President Joe Biden’s administration’s diplomats encouraged Pakistani political leaders to remove former Prime Minister Imran Khan from office after he hesitated to criticize Russia for its war against Ukraine, according to a new report on Wednesday.
Imran Khan was removed from office in April 2022 after a controversial vote of no-confidence by the Pakistani National Assembly. On March 7, 2022, officials from the Department of State met with Pakistan’s then-Ambassador to the United States Asad Majeed Khan and encouraged Imran Khan’s removal from office after he visited Russia shortly after it began hostilities in Ukraine, according to a diplomatic cable that was published by The Intercept. (RELATED: Former Pakistan Prime Minister Imran Khan Arrested)
“I think if the no-confidence vote against the Prime Minister succeeds, all will be forgiven in Washington,” said Donald Lu, the Assistant Secretary of State for South and Central Asian Affairs, according to the cable. “[T]he Russia visit is being looked at as a decision by the Prime Minister.”
Lu claimed that Imran Khan’s visit had damaged the Pakistan-U.S. bilateral relationship and that, absent Khan’s ouster, relations “will be tough going ahead,” the cable shows.
The US openly admitting to have interface in Pakistan politics directly. 1/2 pic.twitter.com/u0wjowytnT
— Survivor (@Wasim_wazir) August 9, 2023
“I think isolation of the Prime Minister will become very strong from Europe and the United States,” Lu told Asa Majheed Khan, according to the cable, and separately criticized Khan for visiting Russia “for bilateral economic reasons.”
The ambassador noted that “[Lu] could not have conveyed such a strong demarche without the express approval of the White House,” according to the cable.
The cable’s existence has been known since 2022, though had not been published in full until The Intercept’s report.
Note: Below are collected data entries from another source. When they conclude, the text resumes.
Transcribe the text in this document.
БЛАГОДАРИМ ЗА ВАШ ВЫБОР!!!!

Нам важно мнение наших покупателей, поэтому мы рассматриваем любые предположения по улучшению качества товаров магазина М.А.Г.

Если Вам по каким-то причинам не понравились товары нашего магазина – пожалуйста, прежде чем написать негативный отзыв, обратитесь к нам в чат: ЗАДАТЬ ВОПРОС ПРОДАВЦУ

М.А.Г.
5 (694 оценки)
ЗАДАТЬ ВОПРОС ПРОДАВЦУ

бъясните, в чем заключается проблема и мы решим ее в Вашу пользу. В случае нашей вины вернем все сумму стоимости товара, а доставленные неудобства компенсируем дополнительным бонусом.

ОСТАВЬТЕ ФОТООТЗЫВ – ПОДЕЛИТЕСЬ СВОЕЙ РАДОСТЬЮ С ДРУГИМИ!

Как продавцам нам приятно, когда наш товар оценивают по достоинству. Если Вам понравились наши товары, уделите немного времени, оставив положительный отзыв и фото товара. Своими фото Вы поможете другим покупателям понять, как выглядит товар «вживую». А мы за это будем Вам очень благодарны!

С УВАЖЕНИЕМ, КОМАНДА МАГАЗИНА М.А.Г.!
On March 27, 2022, Imran Khan brandished a paper at a political rally and claimed that it proved a “plot” against him, according to Dawn.
He repeatedly blamed the United States for the no-confidence motion, according to The News, a Pakistani news organization.
Khan’s successor, Prime Minister Shehbaz Sharif, acknowledged in May 2022 that the cable was authentic, but denied that Khan was removed at the behest of the United States, according to the Business Recorder.
The cable is a part of Pakistan’s long-running political and constitutional crisis since 2022, beginning with Khan’s attempt to dissolve parliament and call a general election mid-term, the New York Times reported. While on a protest march against his ousting in November 2022, he faced an assassination attempt and was shot in the leg, The Guardian reported.
Khan was also convicted of corruption charges on Aug. 5 for selling state property for personal profit while prime minister and banned from seeking public office for five years, according to Reuters. His initial arrest on those charges, on May 9, led to nationwide riots, Al Jazeera reported.
Amid Pakistan’s domestic instability, the U.S. has expressed concerns about the safety of its nuclear weapons, with President Joe Biden calling Pakistan “one of the most dangerous nations in the world,” The Guardian reported.
Pakistan is set to hold a general election within 90 days after its parliament was dissolved on Wednesday, Reuters reported.
The White House and the Pakistani Ministry of Foreign Affairs did not immediately respond to the Daily Caller News Foundation’s request for comment.